Miles lo siguió hasta el edificio en construcción; Martin se quedó sentado ante los controles, mirando divertido.

—¡Mi señor!

El reconocimiento de Lem Csurik fue también instantáneo; pero claro, el aspecto de Miles era, ah, peculiar. Miles probablemente habría identificado a Lem entre la multitud tras un breve estudio. Seguía siendo el delgado campesino de aproximadamente su edad que Miles recordaba, aunque obviamente se le veía mucho más feliz que aquel día, diez años atrás, en que fue falsamente acusado de asesinato, y más confiado que la vez en que Miles lo vio brevemente en Hassadar hacía seis años. Lem también se acercó para saludarlo con ambas manos.

—Portavoz Csurik. Enhorabuena —dijo Miles—. Veo que has estado ocupado.

—¡Oh, no sabe ni la mitad, mi señor! Ven a ver. Estamos construyendo nuestra propia clínica… atenderá a toda la zona. Estoy presionando para tenerla cubierta antes de que caigan las primeras nieves, y terminada para Feria de Invierno. Entonces llegará nuestro médico, uno de verdad, no sólo el tecnomed que pasa visita una vez a la semana. El doctor es uno de los estudiantes becarios de tu madre, de la nueva escuela de Hassadar; va a atendernos durante cuatro años a cambio de su beca. Se supone que se graduará en Feria de Invierno. Le estamos construyendo también una cabaña, pendiente arriba; tiene una vista muy bonita…

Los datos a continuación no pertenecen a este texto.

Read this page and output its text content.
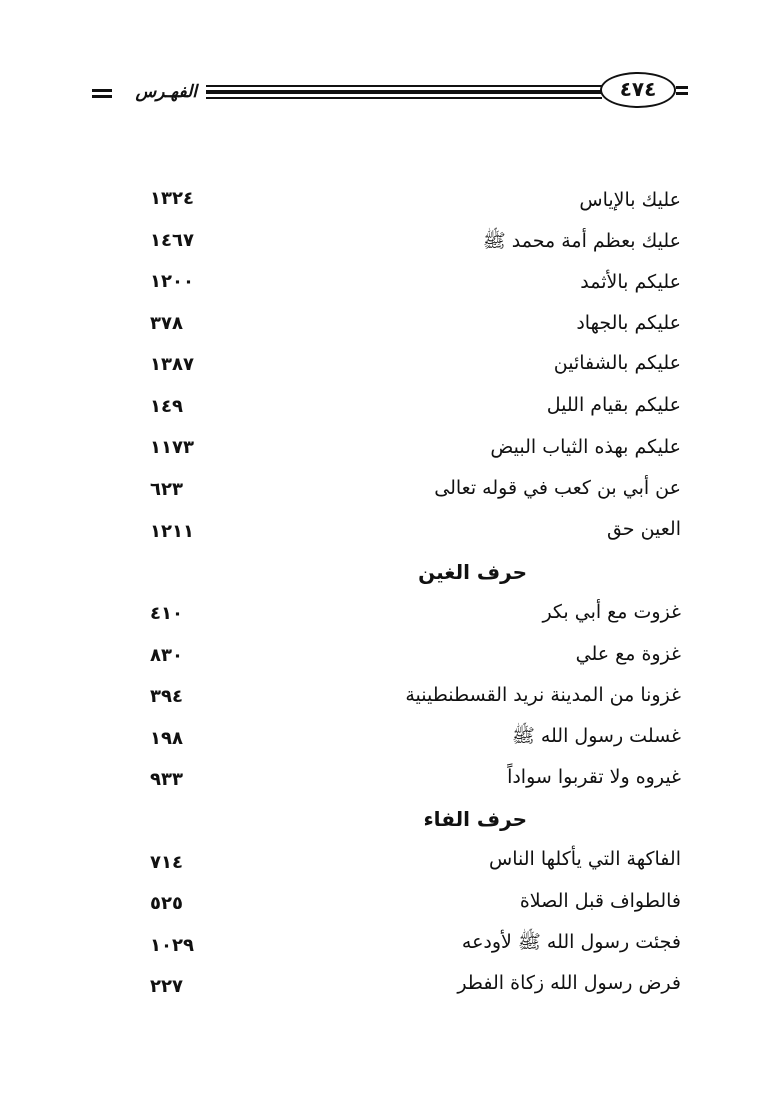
الفهـرس	٤٧٤
عليك بالإياس
١٣٢٤
عليك بعظم أمة محمد ﷺ
١٤٦٧
عليكم بالأثمد
١٢٠٠
عليكم بالجهاد
٣٧٨
عليكم بالشفائين
١٣٨٧
عليكم بقيام الليل
١٤٩
عليكم بهذه الثياب البيض
١١٧٣
عن أبي بن كعب في قوله تعالى
٦٢٣
العين حق
١٢١١
حرف الغين
غزوت مع أبي بكر
٤١٠
غزوة مع علي
٨٣٠
غزونا من المدينة نريد القسطنطينية
٣٩٤
غسلت رسول الله ﷺ
١٩٨
غيروه ولا تقربوا سواداً
٩٣٣
حرف الفاء
الفاكهة التي يأكلها الناس
٧١٤
فالطواف قبل الصلاة
٥٢٥
فجئت رسول الله ﷺ لأودعه
١٠٢٩
فرض رسول الله زكاة الفطر
٢٢٧
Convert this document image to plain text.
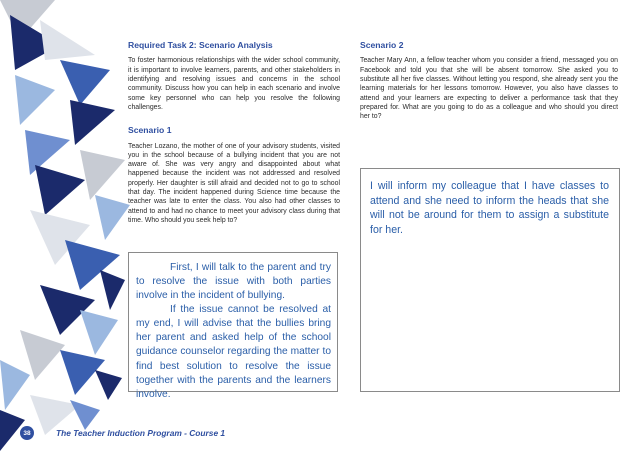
Required Task 2: Scenario Analysis

To foster harmonious relationships with the wider school community, it is important to involve learners, parents, and other stakeholders in identifying and resolving issues and concerns in the school community. Discuss how you can help in each scenario and involve some key personnel who can help you resolve the following challenges.

Scenario 1

Teacher Lozano, the mother of one of your advisory students, visited you in the school because of a bullying incident that you are not aware of. She was very angry and disappointed about what happened because the incident was not addressed and resolved properly. Her daughter is still afraid and decided not to go to school that day. The incident happened during Science time because the teacher was late to enter the class. You also had other classes to attend to and had no chance to meet your advisory class during that time. Who should you seek help to?

First, I will talk to the parent and try to resolve the issue with both parties involve in the incident of bullying.

If the issue cannot be resolved at my end, I will advise that the bullies bring her parent and asked help of the school guidance counselor regarding the matter to find best solution to resolve the issue together with the parents and the learners involve.

Scenario 2

Teacher Mary Ann, a fellow teacher whom you consider a friend, messaged you on Facebook and told you that she will be absent tomorrow. She asked you to substitute all her five classes. Without letting you respond, she already sent you the learning materials for her lessons tomorrow. However, you also have classes to attend and your learners are expecting to deliver a performance task that they prepared for. What are you going to do as a colleague and who should you direct her to?

I will inform my colleague that I have classes to attend and she need to inform the heads that she will not be around for them to assign a substitute for her.

38	The Teacher Induction Program - Course 1
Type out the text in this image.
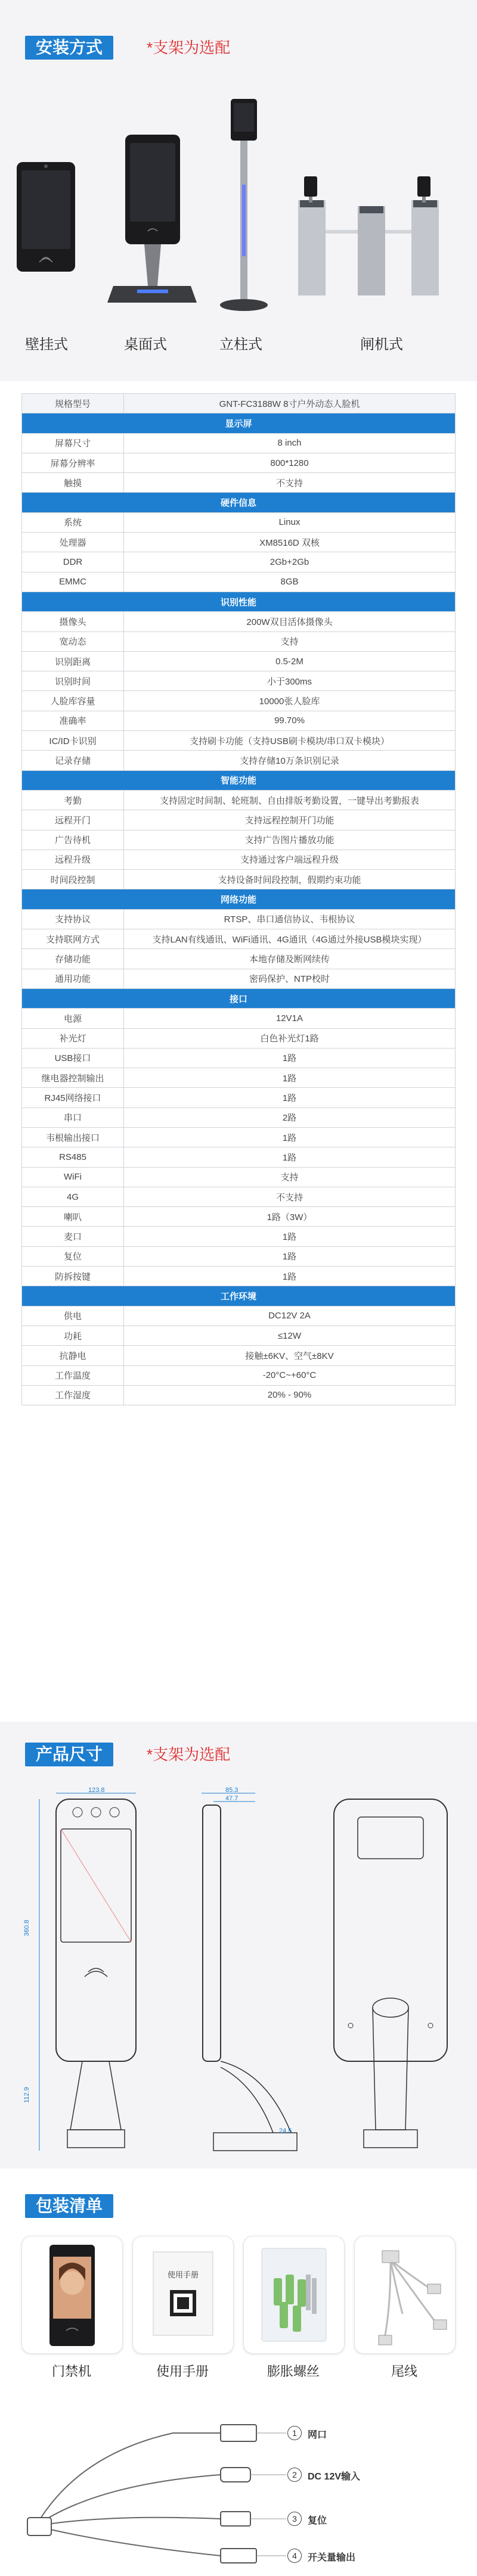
安装方式	*支架为选配
壁挂式	桌面式	立柱式	闸机式
规格型号	GNT-FC3188W 8寸户外动态人脸机
显示屏	
屏幕尺寸	8 inch
屏幕分辨率	800*1280
触摸	不支持
硬件信息	
系统	Linux
处理器	XM8516D 双核
DDR	2Gb+2Gb
EMMC	8GB
识别性能	
摄像头	200W双目活体摄像头
宽动态	支持
识别距离	0.5-2M
识别时间	小于300ms
人脸库容量	10000张人脸库
准确率	99.70%
IC/ID卡识别	支持刷卡功能（支持USB刷卡模块/串口双卡模块）
记录存储	支持存储10万条识别记录
智能功能	
考勤	支持固定时间制、轮班制、自由排版考勤设置，一键导出考勤报表
远程开门	支持远程控制开门功能
广告待机	支持广告图片播放功能
远程升级	支持通过客户端远程升级
时间段控制	支持设备时间段控制，假期约束功能
网络功能	
支持协议	RTSP、串口通信协议、韦根协议
支持联网方式	支持LAN有线通讯、WiFi通讯、4G通讯（4G通过外接USB模块实现）
存储功能	本地存储及断网续传
通用功能	密码保护、NTP校时
接口	
电源	12V1A
补光灯	白色补光灯1路
USB接口	1路
继电器控制输出	1路
RJ45网络接口	1路
串口	2路
韦根输出接口	1路
RS485	1路
WiFi	支持
4G	不支持
喇叭	1路（3W）
麦口	1路
复位	1路
防拆按键	1路
工作环境	
供电	DC12V 2A
功耗	≤12W
抗静电	接触±6KV、空气±8KV
工作温度	-20°C~+60°C
工作湿度	20% - 90%
产品尺寸	*支架为选配
123.8
360.8
112.9
85.3
47.7
24.5
包装清单
门禁机
使用手册
使用手册	膨胀螺丝	尾线
1	网口
2	DC 12V输入
3	复位
4	开关量输出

Lem le presentó a su grupo, y llevó a Miles a hacer un recorrido no de la clínica aún, sino del sueño de clínica que ardía tan apasionadamente en su imaginación. Miles pudo ver sus fantasmales esbozos todos terminados.

—Al venir he visto la presa eléctrica en el valle —dijo Miles, cuando Lem hizo una pausa para respirar—. ¿De dónde ha salido?